In Customer Success, Should 1:1 be the Exception?

Having worked a very long day I decided to make my way over to our local Toronto customer success group. I almost gave up a few times as the Toronto rush hour traffic was insane but I knew it would be worth it to see the speaker, Venk Chandran who is a senior manager on the Customers for Life team at Salesforce.com (Work.com) and I was right. Venk had a number of great ideas on how to scale a customer success team while providing an amazing customer experience.

1:1 is the Exception

1-to-manyAt many SaaS companies, the solution to a growing customer base is to increase head count. Venk challenged that notion and recommended a number of tactics and strategies for customer success organizations to manage a steady increase of customers without significantly growing the number of CSMs. He boldly claimed that customers should not expect that they have a dedicated customer success manager. That’s what he means by “1:1 being the exception”.

This doesn’t mean that customers should not receive the assistance they need to be successful and to fully adopt the Work.com product. It’s the opposite. Work.com is using some of the most sophisticated approaches to manage the vast number of customers that they have. Yes, they have some customers that have dedicated customer success managers but a mindset of “1:1 being the exception”  allows them to assign these resources more strategically so the customers that most require this assistance or are paying for this service, receive these resources. He also added that you will have situations that pop up in which a customer requires a dedicated customer success resource for various reasons. Use those situations by learning from them and “bottling up” those best practices so other customers can take advantage of them.

Bottle up Your Best Practices

Let’s face it, customers love best practices. Who doesn’t love getting proven tips and tricks that you can take advantage of and not have to waste time on trying to perfect? Venk outlined how Work.com focused on cobbling together these best practices and created playbooks and other materials like cheat sheets that make these best practices readily available for customers on a self-service basis.

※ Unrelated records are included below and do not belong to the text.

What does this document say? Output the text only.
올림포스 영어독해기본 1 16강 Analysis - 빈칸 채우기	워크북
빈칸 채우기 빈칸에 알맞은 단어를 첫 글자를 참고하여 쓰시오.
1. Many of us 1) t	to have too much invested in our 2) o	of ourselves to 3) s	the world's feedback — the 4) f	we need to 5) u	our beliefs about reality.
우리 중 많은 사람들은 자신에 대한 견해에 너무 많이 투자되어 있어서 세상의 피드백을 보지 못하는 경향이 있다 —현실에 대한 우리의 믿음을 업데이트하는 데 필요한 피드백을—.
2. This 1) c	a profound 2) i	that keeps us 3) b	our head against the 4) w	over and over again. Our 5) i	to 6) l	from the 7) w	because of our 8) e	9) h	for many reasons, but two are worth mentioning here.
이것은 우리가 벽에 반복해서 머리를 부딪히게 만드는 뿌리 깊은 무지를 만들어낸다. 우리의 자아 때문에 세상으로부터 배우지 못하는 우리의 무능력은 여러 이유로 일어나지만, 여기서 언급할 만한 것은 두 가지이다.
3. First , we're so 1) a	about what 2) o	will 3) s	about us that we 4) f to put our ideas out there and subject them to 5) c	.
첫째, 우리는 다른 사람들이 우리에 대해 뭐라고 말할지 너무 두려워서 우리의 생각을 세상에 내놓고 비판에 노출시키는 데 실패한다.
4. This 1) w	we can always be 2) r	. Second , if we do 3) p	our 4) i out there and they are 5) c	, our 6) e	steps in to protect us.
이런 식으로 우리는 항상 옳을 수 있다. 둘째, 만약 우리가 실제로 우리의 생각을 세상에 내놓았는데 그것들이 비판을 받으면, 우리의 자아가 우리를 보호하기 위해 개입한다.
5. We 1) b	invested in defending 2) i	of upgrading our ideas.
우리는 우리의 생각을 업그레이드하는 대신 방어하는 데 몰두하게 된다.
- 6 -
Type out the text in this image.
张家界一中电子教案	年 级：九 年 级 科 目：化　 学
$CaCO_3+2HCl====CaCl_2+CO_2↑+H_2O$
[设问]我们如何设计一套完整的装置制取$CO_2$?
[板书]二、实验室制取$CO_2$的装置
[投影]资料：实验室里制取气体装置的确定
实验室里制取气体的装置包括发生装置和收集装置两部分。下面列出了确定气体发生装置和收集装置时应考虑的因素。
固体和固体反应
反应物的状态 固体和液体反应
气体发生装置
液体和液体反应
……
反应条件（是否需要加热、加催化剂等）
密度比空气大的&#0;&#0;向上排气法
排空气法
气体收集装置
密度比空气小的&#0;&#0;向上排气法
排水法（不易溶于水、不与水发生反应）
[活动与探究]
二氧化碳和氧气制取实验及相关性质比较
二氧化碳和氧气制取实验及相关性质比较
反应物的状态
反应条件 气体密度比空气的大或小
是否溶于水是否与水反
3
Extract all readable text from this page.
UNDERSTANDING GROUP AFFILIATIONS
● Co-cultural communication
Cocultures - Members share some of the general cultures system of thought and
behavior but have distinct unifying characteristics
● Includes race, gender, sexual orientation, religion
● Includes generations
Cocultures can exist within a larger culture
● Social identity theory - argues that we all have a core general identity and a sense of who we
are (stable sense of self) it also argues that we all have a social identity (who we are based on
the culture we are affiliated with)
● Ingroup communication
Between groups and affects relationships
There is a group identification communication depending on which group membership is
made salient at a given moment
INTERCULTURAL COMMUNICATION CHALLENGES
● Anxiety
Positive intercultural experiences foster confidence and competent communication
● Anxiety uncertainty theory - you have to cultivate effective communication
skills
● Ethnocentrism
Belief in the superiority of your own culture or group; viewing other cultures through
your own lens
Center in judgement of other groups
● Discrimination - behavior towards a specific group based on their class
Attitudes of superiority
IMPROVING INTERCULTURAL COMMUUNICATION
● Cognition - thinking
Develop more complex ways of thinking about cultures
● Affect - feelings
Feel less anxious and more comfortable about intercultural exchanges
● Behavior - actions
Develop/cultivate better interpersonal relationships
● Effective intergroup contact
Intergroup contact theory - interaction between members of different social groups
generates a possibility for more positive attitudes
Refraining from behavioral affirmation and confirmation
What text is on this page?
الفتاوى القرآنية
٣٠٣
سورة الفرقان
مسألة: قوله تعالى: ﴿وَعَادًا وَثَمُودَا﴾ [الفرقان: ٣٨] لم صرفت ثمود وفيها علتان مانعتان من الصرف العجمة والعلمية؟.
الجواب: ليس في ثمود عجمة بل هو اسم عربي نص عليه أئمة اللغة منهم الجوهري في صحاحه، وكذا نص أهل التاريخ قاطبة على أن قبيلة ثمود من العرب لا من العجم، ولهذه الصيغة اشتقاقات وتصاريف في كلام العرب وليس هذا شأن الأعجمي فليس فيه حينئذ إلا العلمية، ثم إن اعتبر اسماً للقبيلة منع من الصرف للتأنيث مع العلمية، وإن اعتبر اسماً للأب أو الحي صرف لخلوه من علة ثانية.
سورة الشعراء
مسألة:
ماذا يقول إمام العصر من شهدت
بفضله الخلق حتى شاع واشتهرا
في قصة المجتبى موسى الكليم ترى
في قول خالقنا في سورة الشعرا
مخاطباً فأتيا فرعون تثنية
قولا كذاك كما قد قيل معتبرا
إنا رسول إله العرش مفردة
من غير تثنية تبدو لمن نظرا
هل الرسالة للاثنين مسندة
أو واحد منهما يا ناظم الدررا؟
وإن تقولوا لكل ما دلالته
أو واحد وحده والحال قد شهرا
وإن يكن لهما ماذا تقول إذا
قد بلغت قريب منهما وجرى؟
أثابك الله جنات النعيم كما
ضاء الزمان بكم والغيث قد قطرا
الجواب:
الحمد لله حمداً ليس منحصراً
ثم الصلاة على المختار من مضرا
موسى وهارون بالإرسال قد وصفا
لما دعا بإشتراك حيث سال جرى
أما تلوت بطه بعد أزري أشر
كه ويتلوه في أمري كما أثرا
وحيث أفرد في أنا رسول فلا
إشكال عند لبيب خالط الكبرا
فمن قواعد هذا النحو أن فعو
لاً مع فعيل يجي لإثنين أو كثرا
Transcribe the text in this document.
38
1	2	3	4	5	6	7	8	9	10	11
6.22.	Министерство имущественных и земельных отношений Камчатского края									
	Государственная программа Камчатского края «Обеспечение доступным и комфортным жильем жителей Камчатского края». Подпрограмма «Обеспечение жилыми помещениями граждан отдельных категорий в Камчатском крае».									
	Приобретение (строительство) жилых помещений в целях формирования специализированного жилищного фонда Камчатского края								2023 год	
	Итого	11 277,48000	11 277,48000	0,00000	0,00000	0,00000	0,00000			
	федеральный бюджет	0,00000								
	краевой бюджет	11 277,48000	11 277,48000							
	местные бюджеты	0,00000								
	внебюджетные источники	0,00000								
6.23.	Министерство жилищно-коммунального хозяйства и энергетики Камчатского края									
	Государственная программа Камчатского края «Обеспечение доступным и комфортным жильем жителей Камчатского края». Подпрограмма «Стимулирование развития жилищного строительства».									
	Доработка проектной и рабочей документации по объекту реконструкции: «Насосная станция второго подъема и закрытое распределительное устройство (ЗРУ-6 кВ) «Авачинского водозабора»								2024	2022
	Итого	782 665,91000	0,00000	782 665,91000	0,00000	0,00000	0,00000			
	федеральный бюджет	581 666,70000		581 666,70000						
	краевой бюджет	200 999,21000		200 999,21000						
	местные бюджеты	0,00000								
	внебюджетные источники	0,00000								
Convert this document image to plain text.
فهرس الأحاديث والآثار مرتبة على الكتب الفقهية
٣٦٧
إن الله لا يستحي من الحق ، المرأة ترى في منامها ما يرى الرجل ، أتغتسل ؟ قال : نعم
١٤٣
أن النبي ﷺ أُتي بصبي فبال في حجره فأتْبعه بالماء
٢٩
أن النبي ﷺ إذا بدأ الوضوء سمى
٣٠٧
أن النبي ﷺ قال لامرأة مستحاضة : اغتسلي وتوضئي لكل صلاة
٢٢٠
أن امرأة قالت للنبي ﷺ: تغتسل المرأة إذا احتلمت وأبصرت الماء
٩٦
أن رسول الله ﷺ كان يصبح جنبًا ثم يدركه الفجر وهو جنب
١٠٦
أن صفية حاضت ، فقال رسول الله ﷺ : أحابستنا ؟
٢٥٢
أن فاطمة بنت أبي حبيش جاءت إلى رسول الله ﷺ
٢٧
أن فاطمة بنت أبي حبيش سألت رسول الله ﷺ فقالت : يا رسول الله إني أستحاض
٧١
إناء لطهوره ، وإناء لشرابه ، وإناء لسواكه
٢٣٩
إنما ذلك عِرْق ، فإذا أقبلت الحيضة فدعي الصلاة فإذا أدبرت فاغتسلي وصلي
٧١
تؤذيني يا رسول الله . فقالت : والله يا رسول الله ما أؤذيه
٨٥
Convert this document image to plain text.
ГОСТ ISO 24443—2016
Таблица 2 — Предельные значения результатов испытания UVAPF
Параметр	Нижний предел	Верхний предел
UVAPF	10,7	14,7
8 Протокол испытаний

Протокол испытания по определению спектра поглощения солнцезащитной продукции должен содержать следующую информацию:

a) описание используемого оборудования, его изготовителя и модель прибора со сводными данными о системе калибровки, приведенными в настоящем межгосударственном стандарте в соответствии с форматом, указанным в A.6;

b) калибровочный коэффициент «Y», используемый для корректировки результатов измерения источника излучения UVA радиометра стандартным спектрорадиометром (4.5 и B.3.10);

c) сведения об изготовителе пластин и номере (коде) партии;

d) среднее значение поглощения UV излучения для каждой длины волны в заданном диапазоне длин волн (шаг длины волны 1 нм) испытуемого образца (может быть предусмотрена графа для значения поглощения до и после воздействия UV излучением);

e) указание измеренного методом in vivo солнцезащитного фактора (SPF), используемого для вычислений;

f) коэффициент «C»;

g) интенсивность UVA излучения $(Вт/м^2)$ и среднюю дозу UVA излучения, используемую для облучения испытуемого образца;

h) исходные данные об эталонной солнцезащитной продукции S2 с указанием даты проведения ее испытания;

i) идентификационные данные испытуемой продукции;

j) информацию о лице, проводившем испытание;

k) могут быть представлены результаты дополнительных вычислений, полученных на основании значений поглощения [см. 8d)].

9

Venk lamented that if he “could do it all over again” he would have focused on “bottling up” what they learned from their customers earlier on. Modern customer success teams need to work in unison to get the most out of the limited resources that they have. I recommend that you sit down with others on your customer success team and review the different materials that you send to customers based on certain situations.  If your team doesn’t have shared best practices and templates, it’s time to get the team together and focus on a few areas that could help achieve the highest value for your customers. Next, decide on the best ways to package up best practices and serve them up to customers.

Precision Engagement

Modern customer success teams don’t work just on hunches. There needs to be some science behind what they are recommending to their customers along with their intuition on what has worked the best in the past. Work.com has done the research and combined that with the experience that they have working with their customers to create a “Precision Engagement” model that dictates how they will proactively service their customers in their first year with Work.com. For example, a customer that has been with Work.com for 4 months will receive a call from someone on the customer success team to discuss a specific feature that they have determined that the customer should be using at that point in the customer lifecycle.

They have a number of other similar milestones that trigger alerts in Salesforce.com including the renewal discussion meeting. This results in a clearly defined process. These are not “random acts of customer success”. It’s a precision engagement process and let’s face it, it’s ingenious as it gets to the desired results. And of course, it’s not delivered by a dedicated customer success manager. They have a pool of customer success managers that pick up these alerts and complete the prescribed task.

Customer Success is All About Setting the Right Expectations

It was hard to keep up with Venk as he was throwing out so many great ideas on what Work.com does to automate and scale their approach to customer success. Here are some of the tactics that they use:

  • Email drip campaigns to help educate new customers and get them the necessary resources to get started
  • A robust customer community that has specific guidelines around the max time that a customer should wait before receiving a response
  • Office hours for customers to discuss any questions that they have. Venk says that these work the best after product releases

While all of these tactics are great, the glue that pulls this all together is setting the right expectations with customers very early on so they know what to expect when they become customers. This includes making it mandatory for customers to sign up to their community. The community is that important to the customer’s overall success so it’s important that the customer agree that they will join and participate.

In addition, because they’ve set the right expectations, they are able to have a pool of customer success managers service a customer. The right expectations drive the right results and the trust that is needed to build and maintain a customer relationship.

What are you doing to scale up your customer success team? Do you agree that 1:1 is the exception?